Guild of One-Name Studies
One-name studies, Genealogy
James Arthur Rayment was born on 6th September 1889 at Balwyn in Melbourne, Victoria, Australia. He was the fourth of eight children from the marriage of James Rayment and Harriet Ratten but was only eight years old when his mother Harriet died. Brought up by his father he did reasonably well at school, after leaving which he earned his living as a carpenter until (at the age of 26 and being still unmarried) he decided to join the Armed Forces following the lead of his younger brother William.
On 14th July 1915, he enlisted at Melbourne into the 5th Field Company Engineers and on 24th November 1915, after four months military training, he embarked on the ship HMAT (His Majesty’s Australian Transport) Ceramic, bound for the conflict in Europe. He was first a sapper, then promoted to corporal, then acting sergeant in the field, then sergeant, then sergeant-major. He was decorated, firstly for devotion to duty at all times and under all circumstances sometimes under shell fire, dated 14th June 1916, then again on 13th September 1916 ‘for gallant work at Pozieres on the night of the 3/4th August.- ‘Sergeant Rayment’s section had to construct H.G. emplacements in the captured German trenches. In one position which was swept with machine gun fire, he ordered the sappers to work in the trench and he took the risky work on top of the parapet and carried it out. His work in laying out new work on the same night is to be highly commended’.

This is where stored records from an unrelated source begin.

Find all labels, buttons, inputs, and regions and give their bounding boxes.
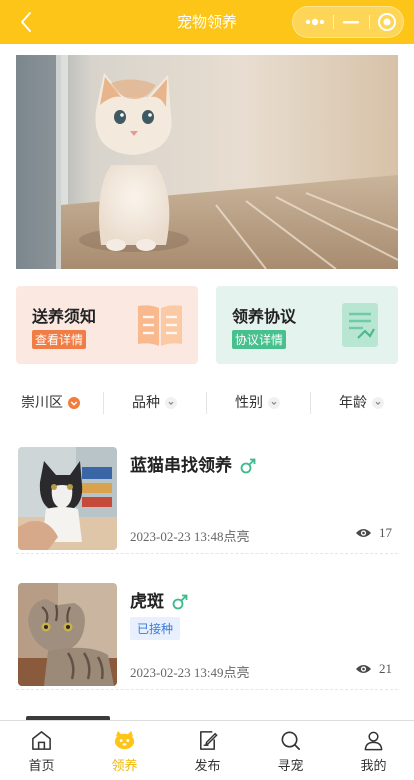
card-title: 领养协议 (232, 307, 297, 326)
chevron-down-filled-icon (68, 397, 80, 409)
filter-label: 崇川区 (21, 395, 63, 411)
more-dots-icon (305, 18, 325, 26)
filter-gender[interactable]: 性别 (235, 388, 280, 418)
book-icon (138, 305, 182, 346)
filter-age[interactable]: 年龄 (339, 388, 384, 418)
item-title: 蓝猫串找领养 (130, 451, 256, 476)
card-title: 送养须知 (32, 307, 97, 326)
close-mini-program-button[interactable] (369, 7, 405, 37)
chevron-down-icon (268, 397, 280, 409)
pet-thumbnail (18, 583, 117, 686)
tab-mine[interactable]: 我的 (332, 721, 414, 780)
filter-bar: 崇川区 品种 性别 年龄 (0, 388, 414, 418)
user-icon (364, 731, 383, 751)
target-icon (378, 13, 396, 31)
filter-breed[interactable]: 品种 (132, 388, 177, 418)
eye-icon (356, 529, 371, 538)
adoption-notice-card[interactable]: 送养须知 查看详情 (16, 286, 198, 364)
tab-label: 发布 (194, 759, 221, 774)
list-item[interactable]: 虎斑 已接种 2023-02-23 13:49点亮 21 (0, 570, 414, 690)
filter-label: 年龄 (339, 395, 367, 411)
minimize-button[interactable] (333, 7, 369, 37)
edit-icon (200, 731, 218, 750)
view-details-tag[interactable]: 查看详情 (32, 330, 87, 349)
filter-district[interactable]: 崇川区 (21, 388, 80, 418)
tab-adopt[interactable]: 领养 (83, 721, 166, 780)
tab-bar: 首页 领养 发布 寻宠 我的 (0, 720, 414, 780)
tab-publish[interactable]: 发布 (166, 721, 249, 780)
search-icon (281, 731, 300, 750)
vaccinated-badge: 已接种 (130, 617, 181, 640)
mini-program-capsule (292, 6, 404, 38)
document-icon (342, 303, 378, 347)
male-icon (172, 594, 188, 610)
view-count: 21 (355, 661, 392, 677)
tab-label: 领养 (111, 759, 138, 774)
publish-time: 2023-02-23 13:49点亮 (130, 665, 250, 680)
list-item[interactable]: 蓝猫串找领养 2023-02-23 13:48点亮 17 (0, 434, 414, 554)
tab-label: 寻宠 (277, 759, 304, 774)
eye-icon (356, 665, 371, 674)
publish-time: 2023-02-23 13:48点亮 (130, 529, 250, 544)
male-icon (240, 458, 256, 474)
nav-bar: 宠物领养 (0, 0, 414, 44)
view-count: 17 (355, 525, 392, 541)
pet-thumbnail (18, 447, 117, 550)
banner-image[interactable] (16, 55, 398, 269)
filter-label: 性别 (235, 395, 263, 411)
tab-find-pet[interactable]: 寻宠 (249, 721, 332, 780)
filter-label: 品种 (132, 395, 160, 411)
kitten-photo (16, 55, 398, 269)
tab-label: 首页 (28, 759, 55, 774)
minus-icon (343, 21, 359, 24)
chevron-down-icon (372, 397, 384, 409)
home-icon (32, 731, 51, 750)
pet-face-icon (114, 730, 135, 750)
more-button[interactable] (297, 7, 333, 37)
tab-home[interactable]: 首页 (0, 721, 83, 780)
item-title: 虎斑 (130, 587, 188, 612)
adoption-agreement-card[interactable]: 领养协议 协议详情 (216, 286, 398, 364)
agreement-details-tag[interactable]: 协议详情 (232, 330, 287, 349)
chevron-down-icon (165, 397, 177, 409)
tab-label: 我的 (360, 759, 387, 774)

Sadly it was only a couple of months after he was decorated for the second time that his younger brother William died from wounds received during the siege by the Ottoman Army of Kut-El-Amara in Iraq and a further two weeks later that his father died in Australia.
He was in Port Said in Egypt, Marseilles in France and Belgium and it was on 16th December 1916 whilst serving in France that he was awarded the MM (Military Medal).
James managed to survive the rest of the war, at the end of which he asked for free passage from England to Australia for his fiancé, and so it was on 12th June 1920 that he married Lilian Sarah Smith in Victoria, Australia. They had six children, one of whom, Kenneth Rayment, died as a Prisoner of War on the Burma Railway during the Second World War.
Having survived two World Wars, James died on 14th September 1973 at Tweed Heads in New South Wales, Australia, and was buried there aged 84.